A THIRTY-FIVE year hunt for a French serial killer has ended after a former police officer left an apparent suicide note confessing to being Le Grele ("the pockmarked killer"), previously identified only by his scarred face.
rancois Verove, 59, appears to have taken his own life at his rented home in the south of France after receiving a summons for questioning, leaving a "written statement" and with DNA evidence confirming his identity, sources said. His body was found in Grau-du-Roi near Montpellier on Wednesday.
He had faced accusations of rape of minors, murder, attempted murder, armed robbery and kidnapping of minors, Paris prosecutor Laure Beccuau said. "DNA tests which were immediately ordered by the investigating magistrate established a match between the genetic profile found at several crime scenes and that of the dead man," she added.
Local media said Verove mentioned "past impulses" in the letter and said he had committed no crimes after 1997.
After 35 years of digging, investigators determined that the suspect had worked as a gendarme in the Paris region between 1986 and 1994, and summoned 750 current or former officers for questioning this week.
One, identified as ‘Francois V.’ in French media, did not show up, and was declared missing by his wife, according to a statement by the Paris prosecutor’s office. He was found dead in an apartment in the Mediterranean seaside resort of Grau-du Roi from an apparent medication overdose.
After DNA testing, the prosecutor’s office confirmed that his genetic profile corresponded to that found at several crime scenes.
The 8-year-old girl who is the first known victim was approached in the elevator of her building on April 8, 1986, by a man who identified himself as a police officer, then took her to the basement and raped and strangled her. The girl, Sarah, lost consciousness, but did not die.
A month later, an 11-year-old girl named Cecile was raped and killed in the basement of her Paris apartment building.

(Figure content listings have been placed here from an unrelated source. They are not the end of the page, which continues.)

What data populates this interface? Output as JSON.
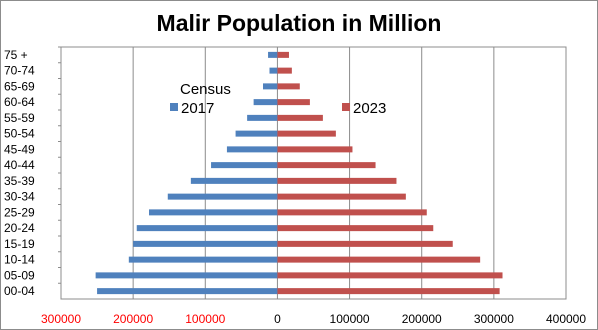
{
  "chart_data": {
    "type": "bar",
    "orientation": "horizontal",
    "title": "Malir Population in Million",
    "legend_title": "Census",
    "categories": [
      "75 +",
      "70-74",
      "65-69",
      "60-64",
      "55-59",
      "50-54",
      "45-49",
      "40-44",
      "35-39",
      "30-34",
      "25-29",
      "20-24",
      "15-19",
      "10-14",
      "05-09",
      "00-04"
    ],
    "series": [
      {
        "name": "2017",
        "color": "#4f81bd",
        "side": "left",
        "values": [
          13000,
          11000,
          20000,
          33000,
          42000,
          58000,
          70000,
          92000,
          120000,
          152000,
          178000,
          195000,
          200000,
          206000,
          252000,
          250000
        ]
      },
      {
        "name": "2023",
        "color": "#c0504d",
        "side": "right",
        "values": [
          16000,
          20000,
          31000,
          45000,
          63000,
          81000,
          104000,
          136000,
          165000,
          178000,
          207000,
          216000,
          243000,
          281000,
          312000,
          308000
        ]
      }
    ],
    "x_ticks": [
      {
        "label": "300000",
        "value": -300000,
        "color": "#ff0000"
      },
      {
        "label": "200000",
        "value": -200000,
        "color": "#ff0000"
      },
      {
        "label": "100000",
        "value": -100000,
        "color": "#ff0000"
      },
      {
        "label": "0",
        "value": 0,
        "color": "#000000"
      },
      {
        "label": "100000",
        "value": 100000,
        "color": "#000000"
      },
      {
        "label": "200000",
        "value": 200000,
        "color": "#000000"
      },
      {
        "label": "300000",
        "value": 300000,
        "color": "#000000"
      },
      {
        "label": "400000",
        "value": 400000,
        "color": "#000000"
      }
    ],
    "xlim": [
      -300000,
      400000
    ],
    "grid": true,
    "legend_position": "top-left"
  }
}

Her half-brother crossed paths with the suspect and described him to investigators, allowing production of a police sketch that later hung in many police stations around France.
But police had no leads, so the investigation was closed in 1992. In 1996, a new judge reopened the case and ordered a genetic analysis of the evidence, which made it possible to get the suspect’s DNA.
The same genetic profile was found in several other cases: the killing of a 21-year-old German au pair in 1987, and her employer. The rape of a 14-year-old girl in 1987 in Paris. The kidnapping and rape of an 11-year-old girl in a forest in Mitry, in the eastern suburbs of Paris, in 1994. And the killing of a 19-year-old woman in 1994 in another forest.
Investigators looked in all directions over the years but couldn’t find the perpetrator. Magistrates moved on, and others took over the case.
Francois V had indeed worked as a gendarme and a police officer, and as a town councilor in the town of Prades-le-Lez in southern France.
The prosecutor's office praised the “courage and determination” of investigator Nathalie Turquey, whose efforts to keep the case alive helped provide answers at last for loved ones of the victims.
France’s police network launched a “cold cases” unit last year, and a similar effort is under way in the justice system to foster cooperation across regions and jurisdictions.